The House rejects Obama’s proposals and passes a $611 billion defense bill

The Republican-led House Friday overwhelmingly backed a $611 billion defense policy bill that rejects a number of President Barack Obama’s key proposals for managing the nation’s vast military enterprise.

Lawmakers passed the legislative package, 375-34. The bill now goes to the Senate where a vote is expected early next week.

The bill, crafted after weeks of talks between House and Senate negotiators, prohibits Obama from following through on his longstanding campaign pledge to close the prison at Guantanamo Bay, Cuba. The bill also bars the Pentagon from reducing the number of military bases even though senior U.S. defense officials said there is excess capacity, and it awards U.S. troops their largest pay raise in six years. Obama had recommended a smaller pay increase.

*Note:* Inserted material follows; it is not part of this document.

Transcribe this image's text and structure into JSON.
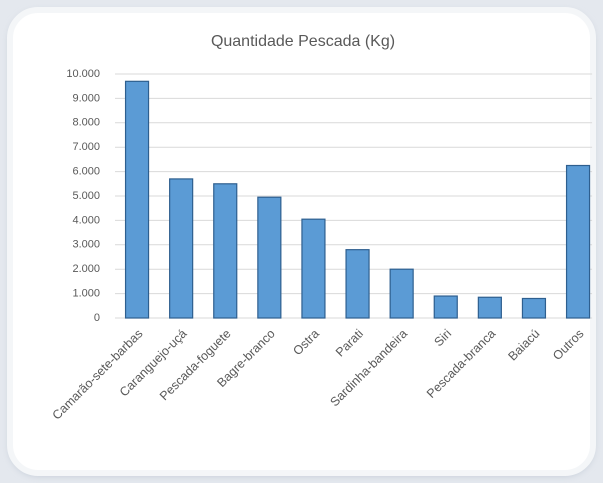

The bill would prevent the Pentagon from forcing thousands of California National Guard troops to repay enlistment bonuses and benefits they received a decade after they signed up to serve in Iraq and Afghanistan. Soldiers would have to return a bonus only if a “preponderance of the evidence” shows they knew they weren’t eligible to receive the money.

A goal close to Obama’s heart — which Republicans and some Democrats thwarted time and again — is “to close the detention facility at Guantanamo, which he called a recruiting tool for extremist groups.”

Trump on the other hand has pledged to not only keep Guantanamo open, but to “load it up with some bad dudes.”